Maybe the meth lab he’d smelled had been Agostino’s only stop. Tanner eased the Infinity along the rutted track, trying to imagine what Agostino had been doing in this pasture. If he got this far. A football field away, a line of power poles disappeared behind a thick belt of ancient oaks. Even in the light of mid-afternoon, the trees’ heavy canopy shaded dark, gloomy undergrowth.

He pulled the car off the track, scooped up his handgun and opened the door. Standing, he slid the Glock in the back of his waistband, shut the door and stared around. Could Agostino have made a wrong turn? There was nothing to see here, save a weathered lean-to full of what looked like rusted-out farm machinery. But the Beamer had wheeled off the road with confidence. It hadn’t been a first hesitant probe.

Tanner examined the still-damp sand: his own tires were clear, as were the tracks of another vehicle continuing on. To his left a tumbledown fence marked the edge of a similar field. Just ahead, a track branched off to the right. Probably the only farmland left in the whole county.

He was a hundred feet from the car when a low growl sounded behind him and to the left. In stereo: another growl behind to the right. He turned slowly, politely, his right hand creeping back to his waistband.

The two dogs from last night. Big and heavy, ears pricked, tails low and still.

“Man, I hate moments like this,” he said to nobody, slowly pulling the pistol.

The larger dog gave a couple of barks and advanced. Tanner stared at the ground. Never challenge an unknown canine by looking directly at it. The dog barked again, three sharp noises. Tanner shifted to his left and the other dog lunged closer.

Standoff. For how long? He hated to hurt animals.

Motion at the trailers: a mixed group of watchers. A tall, skinny man in overalls came striding out of the huddle, a shotgun broken over one arm. Ex-military. His walk was easy, confident.

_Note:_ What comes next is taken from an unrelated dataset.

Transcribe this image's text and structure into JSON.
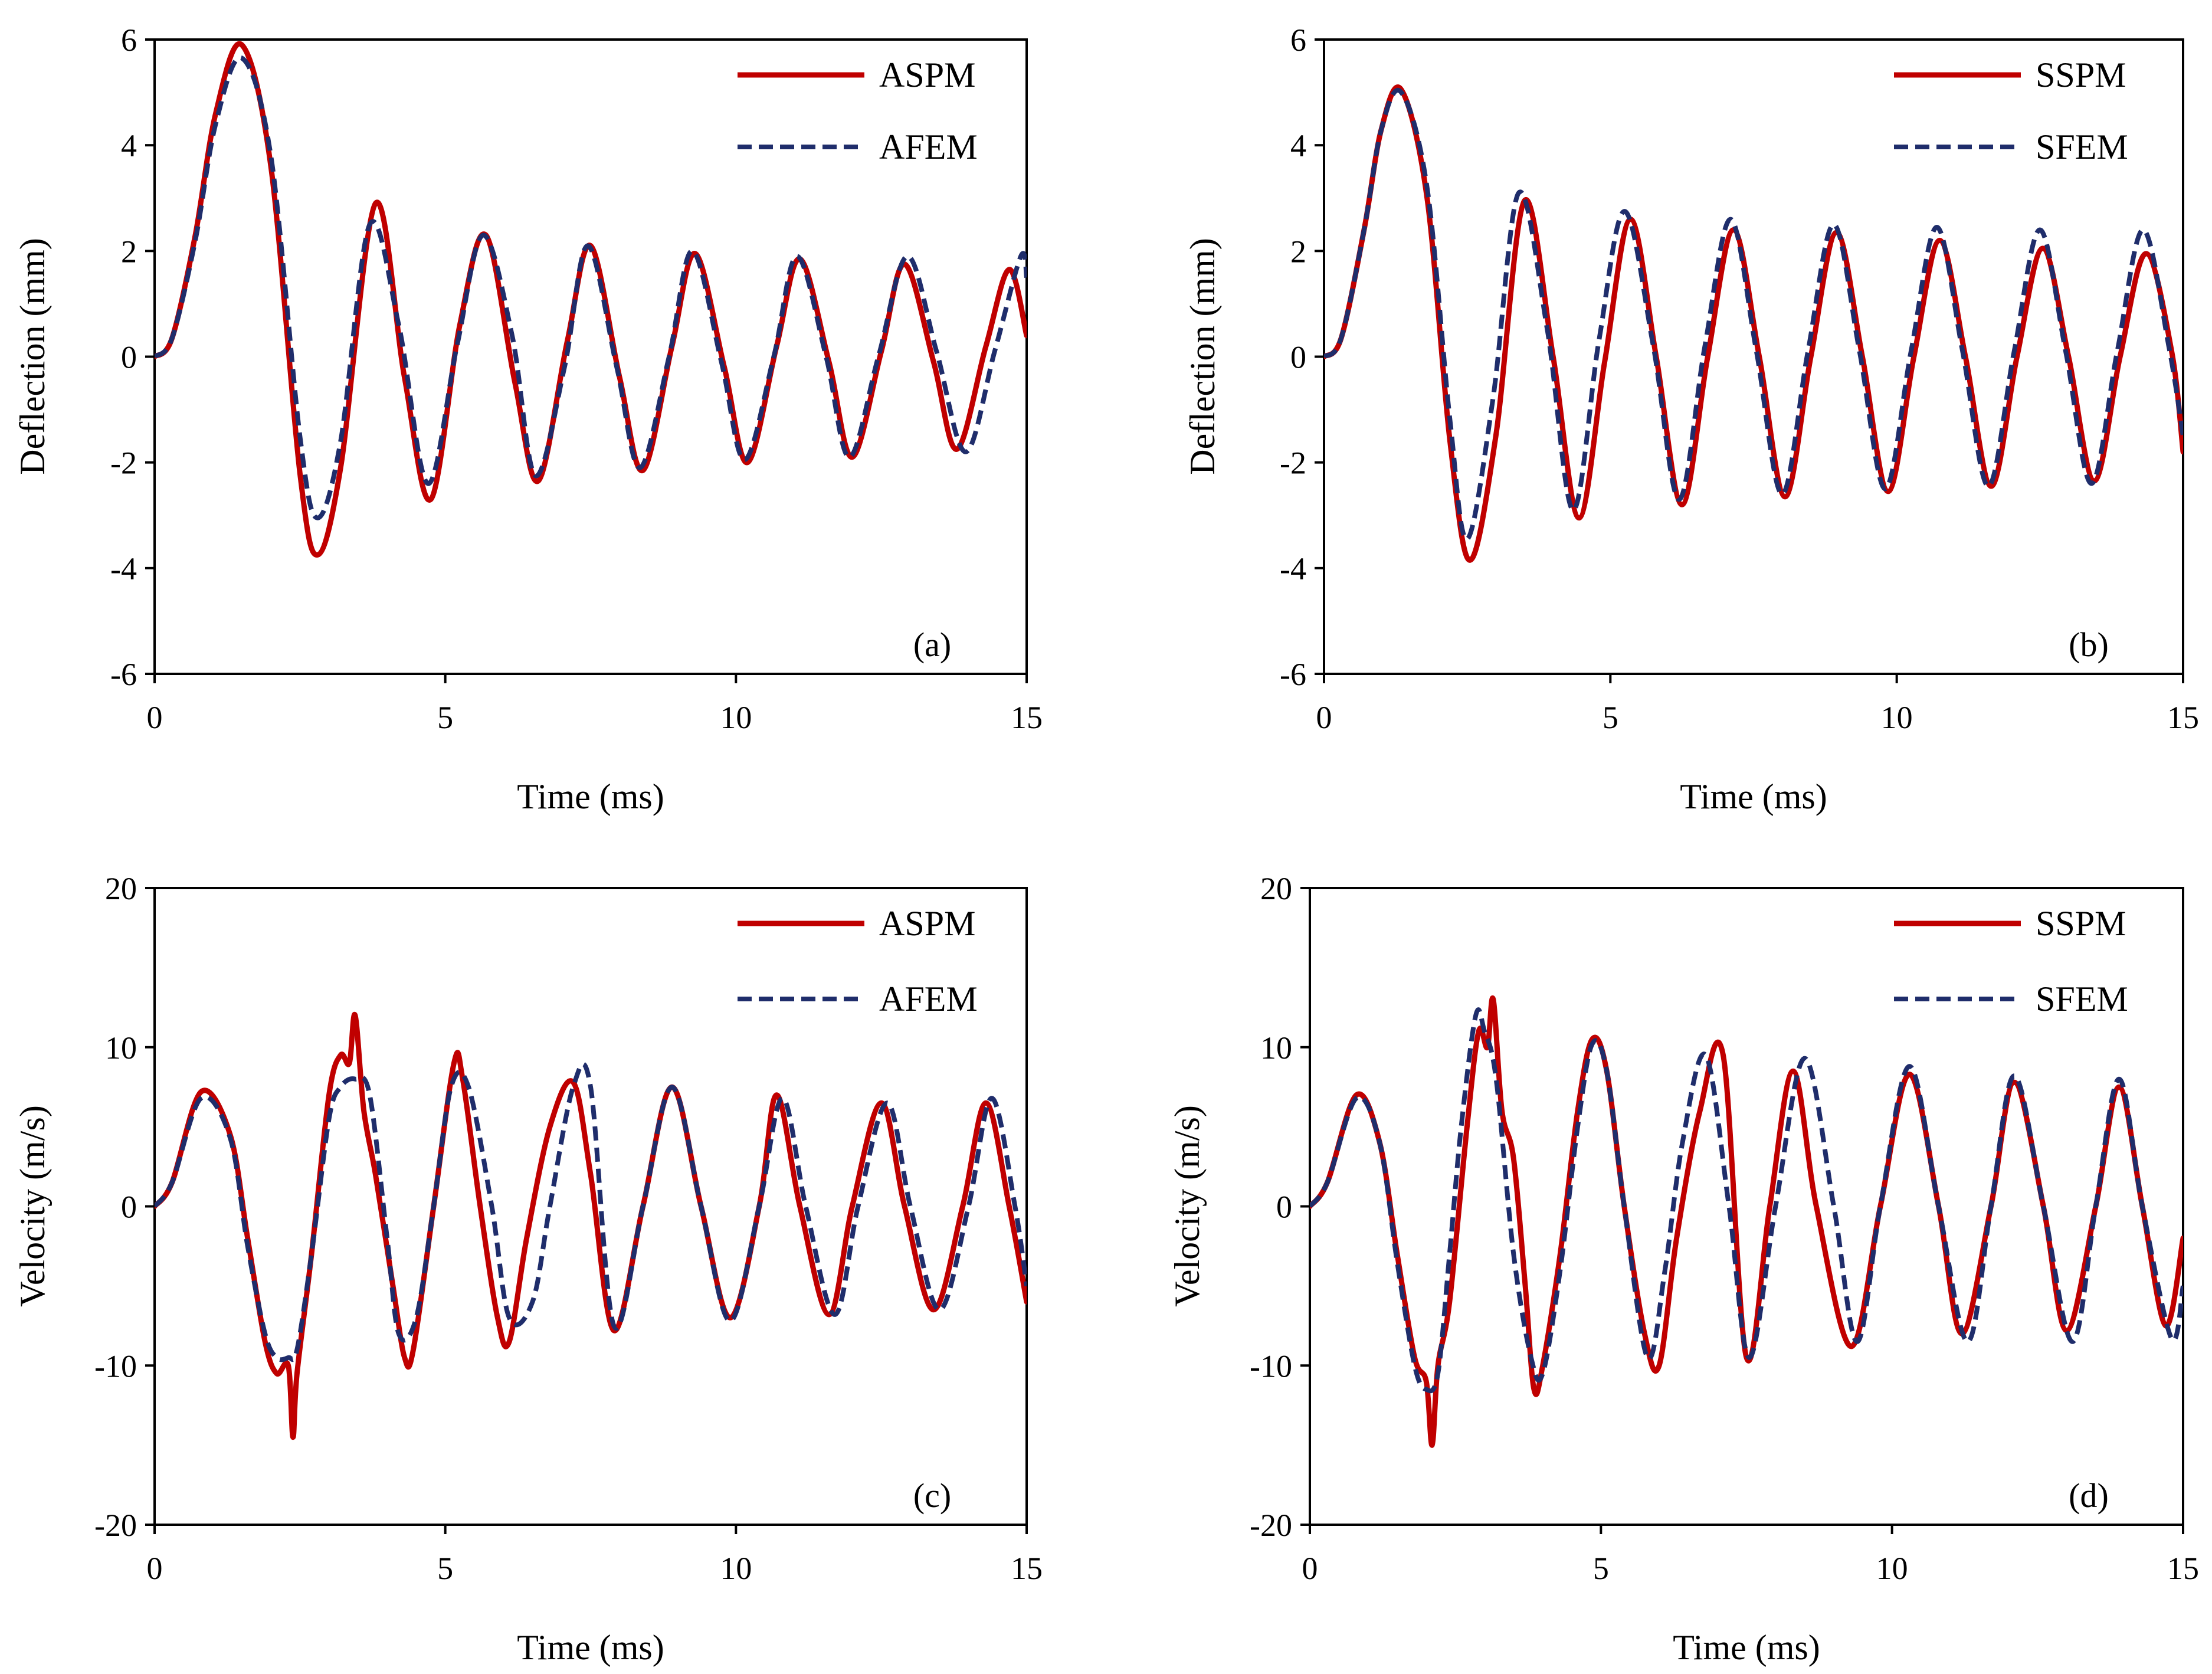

Ought to be, he had the dogs and he had the firepower. Tanner tucked the pistol away, hoisted his hands. The man nodded approval. When he got closer, he stopped and snapped his fingers. The dogs trotted to his side.

“My compliments on their deportment,” Tanner said. “Why’d you sic them on me?”

“Deportment, hey?” He scratched one behind an ear. “They’re good girls. Mother and daughter. Mom’s a retired K-9. You’re on private property, sir. Best you walk back to your car and leave.” He shifted the shotgun. “Best you don’t come back.”

“Is there another way out of here?” Tanner gestured behind him and the larger dog got to her feet. “Does this track go anywhere?”

“Why d’you need to know that?” This time he closed the shotgun and shifted it so the twin barrels pointed directly at Tanner’s belt. “You’re never coming back.”